What EOOD owners ask us

Does the sole owner's resolution need to be notarized?
In most cases — no. The resolution to bring the capital into euro is signed by the owner and filed electronically together with the other documents. If your particular company file requires otherwise (e.g. special clauses in the articles of association), we will tell you before we begin — the check is part of the service.
My articles of association are from 2010 and have been amended several times. Is that a problem?
No — we prepare a consolidated up-to-date text with the capital in euro that reflects all previous amendments. This is included in the price and is a good moment to put the articles in order: the Register requires an up-to-date certified copy at every subsequent announcement.
The owner is a foreign national / lives abroad. Can it be done remotely?
Yes.
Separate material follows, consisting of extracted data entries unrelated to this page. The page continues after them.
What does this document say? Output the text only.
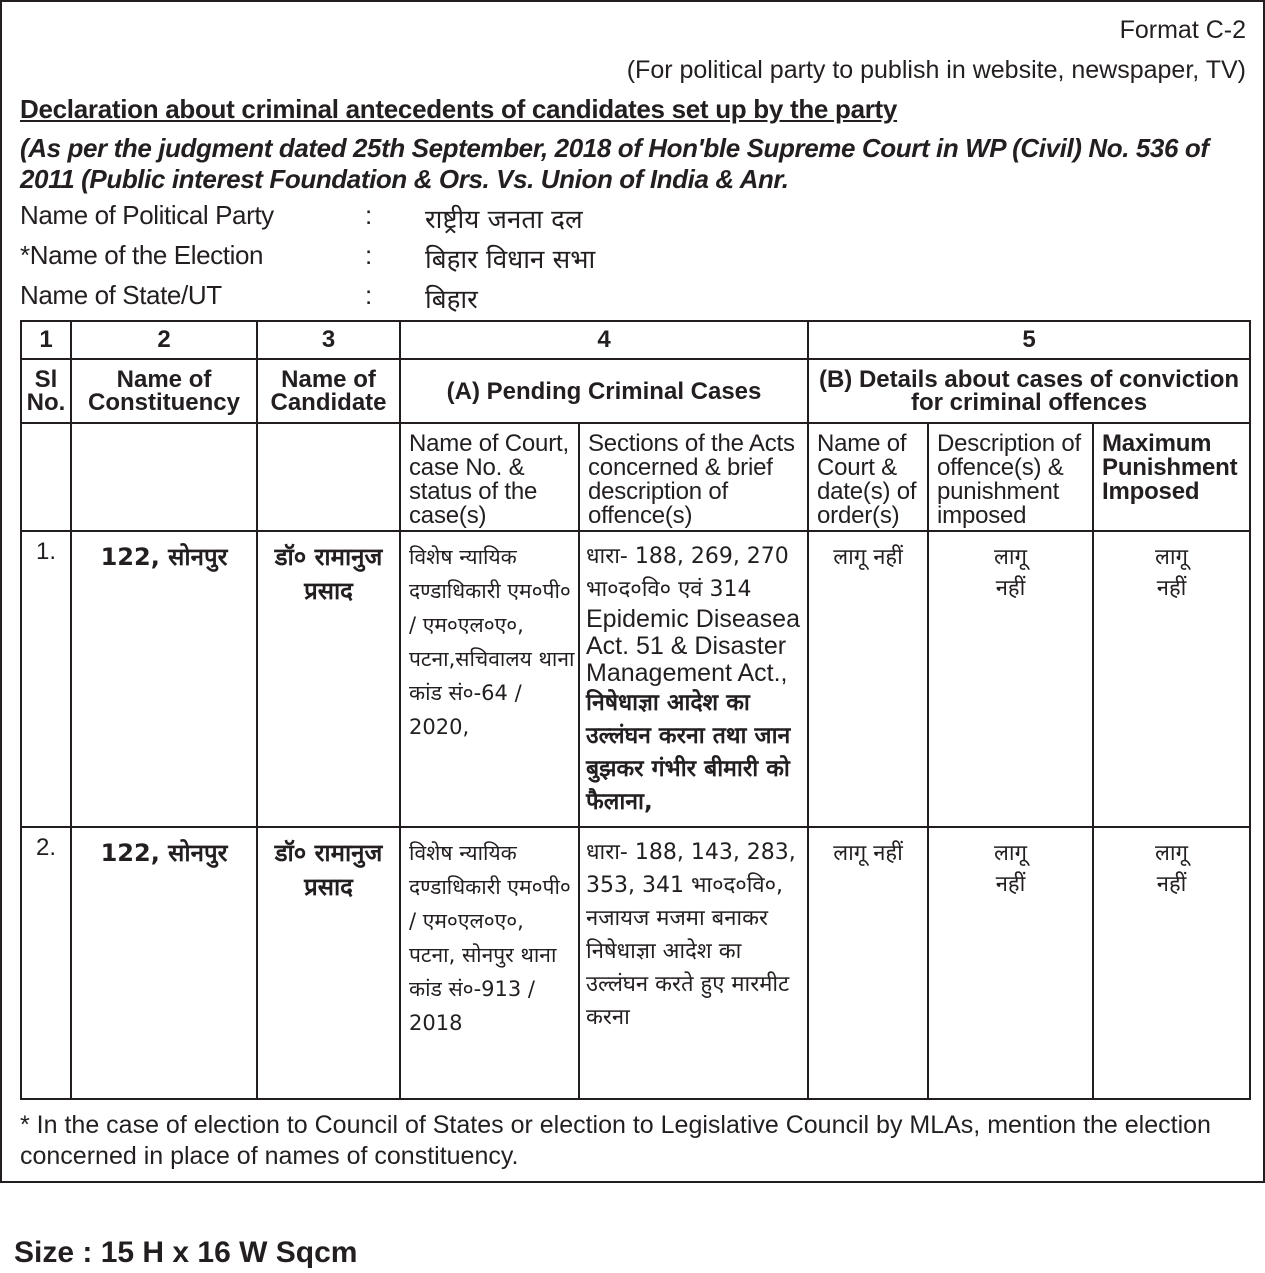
Format C-2
(For political party to publish in website, newspaper, TV)
Declaration about criminal antecedents of candidates set up by the party
(As per the judgment dated 25th September, 2018 of Hon'ble Supreme Court in WP (Civil) No. 536 of 2011 (Public interest Foundation & Ors. Vs. Union of India & Anr.
Name of Political Party	: राष्ट्रीय जनता दल
*Name of the Election	: बिहार विधान सभा
Name of State/UT	: बिहार
1	2	3	4		5		
Sl No.	Name of Constituency	Name of Candidate	(A) Pending Criminal Cases		(B) Details about cases of conviction for criminal offences		
			Name of Court, case No. & status of the case(s)	Sections of the Acts concerned & brief description of offence(s)	Name of Court & date(s) of order(s)	Description of offence(s) & punishment imposed	Maximum Punishment Imposed
1.	122, सोनपुर	डॉ० रामानुज प्रसाद	विशेष न्यायिक दण्डाधिकारी एम०पी० / एम०एल०ए०, पटना,सचिवालय थाना कांड सं०-64 / 2020,	धारा- 188, 269, 270 भा०द०वि० एवं 314
Epidemic Diseasea Act. 51 & Disaster Management Act.,
निषेधाज्ञा आदेश का उल्लंघन करना तथा जान बुझकर गंभीर बीमारी को फैलाना,	लागू नहीं	लागू नहीं	लागू नहीं
2.	122, सोनपुर	डॉ० रामानुज प्रसाद	विशेष न्यायिक दण्डाधिकारी एम०पी० / एम०एल०ए०, पटना, सोनपुर थाना कांड सं०-913 / 2018	धारा- 188, 143, 283, 353, 341 भा०द०वि०, नजायज मजमा बनाकर निषेधाज्ञा आदेश का उल्लंघन करते हुए मारमीट करना	लागू नहीं	लागू नहीं	लागू नहीं
* In the case of election to Council of States or election to Legislative Council by MLAs, mention the election concerned in place of names of constituency.
Size : 15 H x 16 W Sqcm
The documents are signed remotely following our guidance, and the lawyer files electronically. Where needed, we also prepare a bilingual set (BG/EN) so the owner clearly understands what they are signing — mention it in the note to your order.
My capital is BGN 2. Is it even worth it?
The obligation does not depend on the size of the capital — BGN 2 and BGN 2 million owe the same procedure. It is due by law (Art. 32(1) ЗВЕРБ), and on default there is also a property fine of BGN 150–1,500 (Art. 59(5)(7) ЗВЕРБ). With a capital of BGN 2, the new value is €1.02, with the option to round to €1.00.
Can I change the address or the manager at the same time?
Yes — and it is practical: the law requires the adjustment to be filed no later than with the next application to the Register. Describe the planned change in the note to your order and you will receive a combined quote for both procedures together.